Just as when I was a serious oboist in my teens, I realized upon passing with distinction the top "grade" that this was just a beginning, not the be-all end-all it had seemed before its achievement, so graduating the MFA seems much more the beginning of a writer's life than any sort of acme or culmination. Which is great, right? Because it means we get to continue, leaning, making mistakes, interacting with others...And yet, it's a whole new challenge. Most of us entered the MFA in the first place seeking the structure and validation it provided, the "official stamp." I could justify to myself that I was "working," on a very expensive degree, where without that I might have felt I was just playing around when I could be racking up hours of editing/translating time.

So what about now, student loan payments and all? One thing that differentiates post-MFA from MFA life is that we now have a carefully curated body of work--the thesis--which is an entity in its own right, separate from ourselves, birthed. This is true, even granted that by the nature of the MFA theses themselves are often works in progress--part one of a novel; a poetry collection that is still growing--or, in my case, an interweaving of poems and essays that begs the question whether it should go out into the world so conjoined or if in fact it contains the central nervous systems of two collections, one in each genre.
I feel that sense of obligation deeply. People have responded to my work, and more people should have the opportunity to do so, both for the people's sake and the work's sake.

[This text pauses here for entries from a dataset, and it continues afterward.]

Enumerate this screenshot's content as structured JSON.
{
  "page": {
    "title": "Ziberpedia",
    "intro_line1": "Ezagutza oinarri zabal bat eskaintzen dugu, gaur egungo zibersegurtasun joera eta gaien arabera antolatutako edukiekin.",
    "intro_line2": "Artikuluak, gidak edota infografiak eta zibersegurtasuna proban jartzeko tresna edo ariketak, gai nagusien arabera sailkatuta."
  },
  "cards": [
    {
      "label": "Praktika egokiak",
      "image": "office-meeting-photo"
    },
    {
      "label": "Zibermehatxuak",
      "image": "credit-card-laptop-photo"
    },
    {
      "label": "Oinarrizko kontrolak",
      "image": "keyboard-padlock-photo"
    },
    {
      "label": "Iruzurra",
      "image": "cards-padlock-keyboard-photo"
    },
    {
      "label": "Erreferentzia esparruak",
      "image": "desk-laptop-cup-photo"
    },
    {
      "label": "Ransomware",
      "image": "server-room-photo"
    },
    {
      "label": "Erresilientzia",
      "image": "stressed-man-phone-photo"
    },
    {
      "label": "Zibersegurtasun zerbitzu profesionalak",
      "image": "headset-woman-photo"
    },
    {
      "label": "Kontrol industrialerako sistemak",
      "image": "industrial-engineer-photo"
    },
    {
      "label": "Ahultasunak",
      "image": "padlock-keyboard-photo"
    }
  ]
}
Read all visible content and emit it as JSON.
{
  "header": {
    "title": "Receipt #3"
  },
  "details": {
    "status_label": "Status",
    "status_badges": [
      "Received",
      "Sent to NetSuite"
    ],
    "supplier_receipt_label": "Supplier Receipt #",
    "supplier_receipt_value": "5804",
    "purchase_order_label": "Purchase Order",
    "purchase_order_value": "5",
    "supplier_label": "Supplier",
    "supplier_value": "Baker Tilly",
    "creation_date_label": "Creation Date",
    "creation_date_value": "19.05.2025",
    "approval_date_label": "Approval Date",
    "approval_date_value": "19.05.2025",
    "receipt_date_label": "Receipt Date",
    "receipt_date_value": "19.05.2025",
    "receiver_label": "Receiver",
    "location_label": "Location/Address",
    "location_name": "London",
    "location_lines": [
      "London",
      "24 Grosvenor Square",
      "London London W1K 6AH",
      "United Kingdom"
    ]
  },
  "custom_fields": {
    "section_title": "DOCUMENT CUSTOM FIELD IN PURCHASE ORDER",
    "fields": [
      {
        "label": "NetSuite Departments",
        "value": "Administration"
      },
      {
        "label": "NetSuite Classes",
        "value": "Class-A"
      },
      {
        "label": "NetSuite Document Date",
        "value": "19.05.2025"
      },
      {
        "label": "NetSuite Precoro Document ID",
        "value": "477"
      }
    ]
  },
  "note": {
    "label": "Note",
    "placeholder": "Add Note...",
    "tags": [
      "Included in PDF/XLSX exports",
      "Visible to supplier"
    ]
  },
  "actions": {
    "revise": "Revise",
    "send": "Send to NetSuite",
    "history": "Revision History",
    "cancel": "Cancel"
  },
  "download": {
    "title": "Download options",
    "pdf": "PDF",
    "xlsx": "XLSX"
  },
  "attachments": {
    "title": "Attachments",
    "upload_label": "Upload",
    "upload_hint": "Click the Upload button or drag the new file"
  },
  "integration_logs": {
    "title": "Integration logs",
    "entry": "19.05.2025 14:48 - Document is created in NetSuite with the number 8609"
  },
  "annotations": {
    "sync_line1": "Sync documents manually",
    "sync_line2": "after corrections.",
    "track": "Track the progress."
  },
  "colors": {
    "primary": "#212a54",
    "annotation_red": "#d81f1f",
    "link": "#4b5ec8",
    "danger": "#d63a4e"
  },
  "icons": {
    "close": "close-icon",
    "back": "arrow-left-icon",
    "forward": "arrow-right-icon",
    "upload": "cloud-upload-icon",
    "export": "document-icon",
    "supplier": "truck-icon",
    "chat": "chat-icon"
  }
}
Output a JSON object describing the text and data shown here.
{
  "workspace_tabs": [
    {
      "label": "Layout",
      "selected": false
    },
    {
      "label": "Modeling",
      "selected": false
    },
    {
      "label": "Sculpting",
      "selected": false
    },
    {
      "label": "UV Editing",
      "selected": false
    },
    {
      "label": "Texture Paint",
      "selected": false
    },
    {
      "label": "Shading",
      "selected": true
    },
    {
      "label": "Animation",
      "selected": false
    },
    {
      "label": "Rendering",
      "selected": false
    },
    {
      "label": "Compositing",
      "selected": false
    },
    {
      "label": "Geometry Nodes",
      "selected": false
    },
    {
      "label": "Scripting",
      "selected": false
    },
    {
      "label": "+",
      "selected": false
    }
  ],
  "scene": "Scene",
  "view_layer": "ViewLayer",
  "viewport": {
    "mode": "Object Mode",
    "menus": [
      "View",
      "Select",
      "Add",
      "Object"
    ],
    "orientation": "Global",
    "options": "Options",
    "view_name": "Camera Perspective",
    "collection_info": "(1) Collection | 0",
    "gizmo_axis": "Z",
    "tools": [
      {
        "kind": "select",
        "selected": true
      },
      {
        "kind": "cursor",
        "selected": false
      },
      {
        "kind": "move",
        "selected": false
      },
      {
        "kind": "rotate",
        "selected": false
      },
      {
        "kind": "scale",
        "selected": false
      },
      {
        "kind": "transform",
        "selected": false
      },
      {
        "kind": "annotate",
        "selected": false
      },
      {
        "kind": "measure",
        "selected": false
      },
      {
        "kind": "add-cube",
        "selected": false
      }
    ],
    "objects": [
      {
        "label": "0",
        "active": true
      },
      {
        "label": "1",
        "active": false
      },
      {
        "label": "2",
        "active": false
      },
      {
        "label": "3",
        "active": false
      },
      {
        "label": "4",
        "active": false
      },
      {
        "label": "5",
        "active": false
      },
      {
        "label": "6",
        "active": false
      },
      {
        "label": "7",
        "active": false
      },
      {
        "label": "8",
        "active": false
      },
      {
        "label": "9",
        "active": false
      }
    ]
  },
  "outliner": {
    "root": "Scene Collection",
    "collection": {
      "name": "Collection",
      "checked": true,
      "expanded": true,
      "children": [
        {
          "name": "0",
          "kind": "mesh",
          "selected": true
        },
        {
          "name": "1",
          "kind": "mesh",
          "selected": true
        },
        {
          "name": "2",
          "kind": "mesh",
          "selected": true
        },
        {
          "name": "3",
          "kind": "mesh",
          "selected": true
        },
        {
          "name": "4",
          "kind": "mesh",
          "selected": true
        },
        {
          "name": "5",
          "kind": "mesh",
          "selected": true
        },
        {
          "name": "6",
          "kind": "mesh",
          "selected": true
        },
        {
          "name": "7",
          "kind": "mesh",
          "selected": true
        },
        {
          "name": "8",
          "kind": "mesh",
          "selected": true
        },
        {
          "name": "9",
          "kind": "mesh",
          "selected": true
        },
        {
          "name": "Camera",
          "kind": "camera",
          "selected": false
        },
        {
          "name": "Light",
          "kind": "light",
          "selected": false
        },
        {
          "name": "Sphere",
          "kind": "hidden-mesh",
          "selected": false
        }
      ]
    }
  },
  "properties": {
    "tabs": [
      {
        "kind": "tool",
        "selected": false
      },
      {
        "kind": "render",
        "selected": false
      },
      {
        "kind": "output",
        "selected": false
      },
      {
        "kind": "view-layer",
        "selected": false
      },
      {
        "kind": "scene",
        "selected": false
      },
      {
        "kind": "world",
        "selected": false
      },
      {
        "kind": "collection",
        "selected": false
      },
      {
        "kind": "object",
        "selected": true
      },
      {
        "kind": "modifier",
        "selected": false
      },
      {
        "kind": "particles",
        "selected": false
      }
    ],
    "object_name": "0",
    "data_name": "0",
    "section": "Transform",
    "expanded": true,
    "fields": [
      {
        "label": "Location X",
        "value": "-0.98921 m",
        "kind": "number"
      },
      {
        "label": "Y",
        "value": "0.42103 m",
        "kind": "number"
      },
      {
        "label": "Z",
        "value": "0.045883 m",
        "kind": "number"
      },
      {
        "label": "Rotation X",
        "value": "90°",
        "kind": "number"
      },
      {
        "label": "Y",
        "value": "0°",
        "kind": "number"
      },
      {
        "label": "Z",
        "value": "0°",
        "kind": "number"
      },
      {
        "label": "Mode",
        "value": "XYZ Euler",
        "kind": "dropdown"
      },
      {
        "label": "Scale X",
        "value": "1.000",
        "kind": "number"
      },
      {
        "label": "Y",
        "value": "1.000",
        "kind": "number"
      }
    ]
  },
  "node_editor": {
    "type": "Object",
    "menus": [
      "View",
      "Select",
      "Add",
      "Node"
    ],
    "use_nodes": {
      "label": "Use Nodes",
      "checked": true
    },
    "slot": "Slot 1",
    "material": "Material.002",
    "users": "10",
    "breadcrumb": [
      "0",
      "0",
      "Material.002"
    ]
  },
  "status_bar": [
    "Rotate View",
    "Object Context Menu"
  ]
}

Nonetheless, I feel like I've mostly been "playing around" so far, and mostly that's seemed appropriate--pressure off, and in the context of making revisions, open mind, openhearted listening all over again to what the piece wants to be. 

Then this afternoon a new poem started to come. And it was just like the first time ever. Sh**ty first draft coming out onto the page, focus, love, delight...and then doubt. What if I can't do line breaks? What if the material is either hopelessly trite or impossible obscure? Is this telling too much about me, under the surface? Etc. etc. etc. 
Worse yet, I'm one of the rare birds who actually enjoys writing critiques and has published book reviews, and has been encouraged by mentors to continue to write them (another habit I need to pick back up). I'm supposed to be a serious critic of other people's poetry. But I don't have a clue how to evaluate even this shi**ty first draft. What if everything I thought I knew is wrong or forgotten?

And my other self answers, CELEBRATE! Be in the unknowing! Being a critic [cognate with "discern," "discriminate," "crisis," (yes, and "crime")] means being very openly observant and being willing to draw distinctions based on that observation, which is far different than being an arbiter who determines how others should think/judge.

So, as a real live post-MFA writer, I'm a bit scared. But I'm also really excited. Will you join me for this dance?